The data collection consisted of two separate parts: the mini-interviews (or verbal questionnaires) which lasted two to five minutes; and the field observations. The mini-interviews comprised the following topics: background information; mental factors such as current mood and personality type loosely based on the Myers-Briggs Type Indicator (social, organised, intuitive and analytical); Likert-scale opinion rating of elevator design elements; design suggestions; preferences (elevators or stairs?); security and safety; and habits. The components I was looking at in the field observation were: waiting and operating habits; interaction with design; interpersonal interaction; and movement flow.
While ethnography generally draws on qualitative data, it does not not mean that quantitative approaches shouldn’t be employed in the research process. Combining the two leads to a “mixed-method approach” that can take various forms: data collection and analysis can be either separated or addressed together, and each of them can be used in service of the other. Of course, this isn’t new in academic circles and corporate ethnography but there seems to be a renewed interest lately in this topic.
One of the driving forces of this renewed interest is the huge amount of information produced by people, things, space and their interactions — what some have called “Big Data“. The large data sets created by people’s activity on digital devices has indeed led to a surge of “traces” from smartphone apps, computer programs and environmental sensors.
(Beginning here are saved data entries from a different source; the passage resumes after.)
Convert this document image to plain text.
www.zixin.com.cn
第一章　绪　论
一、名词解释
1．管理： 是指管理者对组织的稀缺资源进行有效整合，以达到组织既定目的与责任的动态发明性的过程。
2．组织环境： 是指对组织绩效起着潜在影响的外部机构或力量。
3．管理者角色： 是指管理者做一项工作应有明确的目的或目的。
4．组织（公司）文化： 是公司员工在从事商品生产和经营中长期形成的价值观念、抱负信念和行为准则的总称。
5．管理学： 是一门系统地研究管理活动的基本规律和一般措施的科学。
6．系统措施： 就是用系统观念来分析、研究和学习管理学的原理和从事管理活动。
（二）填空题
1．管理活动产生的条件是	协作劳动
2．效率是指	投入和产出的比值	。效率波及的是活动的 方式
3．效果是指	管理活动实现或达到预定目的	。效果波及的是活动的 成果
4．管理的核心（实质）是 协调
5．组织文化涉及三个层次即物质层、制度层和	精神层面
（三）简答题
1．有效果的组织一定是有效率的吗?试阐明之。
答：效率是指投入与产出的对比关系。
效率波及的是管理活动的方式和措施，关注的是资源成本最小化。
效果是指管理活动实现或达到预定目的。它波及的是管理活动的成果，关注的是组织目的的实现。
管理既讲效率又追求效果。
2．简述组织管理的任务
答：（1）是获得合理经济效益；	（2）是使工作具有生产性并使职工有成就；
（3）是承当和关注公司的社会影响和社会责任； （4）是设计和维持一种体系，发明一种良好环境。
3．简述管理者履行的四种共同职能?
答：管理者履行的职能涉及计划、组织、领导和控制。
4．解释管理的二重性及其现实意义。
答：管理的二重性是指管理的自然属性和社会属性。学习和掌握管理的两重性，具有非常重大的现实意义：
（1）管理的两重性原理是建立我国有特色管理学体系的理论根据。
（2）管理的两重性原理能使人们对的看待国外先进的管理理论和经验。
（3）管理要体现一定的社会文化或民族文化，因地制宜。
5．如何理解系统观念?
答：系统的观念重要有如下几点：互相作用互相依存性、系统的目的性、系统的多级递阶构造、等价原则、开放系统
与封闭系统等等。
Such information is currently expected to transform how we study human behavior and culture, with, as usual, utopian hopes, dystopian fears and *critical sighs* from pundits.
Although most of the work of Big Data has focused on quantitative analysis, it is interesting to observe how ethnographers relate to it. Some offer a critical perspective, but others see it as an opportunity to create innovative methodologies to benefit from this situation. See for instance the notion of “Ethnomining” described by Aipperspach et al. (2006) in their insightful paper Ethno-Mining: Integrating Numbers and Words from the Ground Up:
Ethno-mining, as the name suggests, combines techniques from ethnography and data mining. Specifically, the integration of ethnographic and data mining techniques in ethno-mining includes a blending of their perspectives (on what interpretations are valid and interesting and how they should be characterized) and their processes (what selections and transformations are applied to the data to find and validate the interpretations).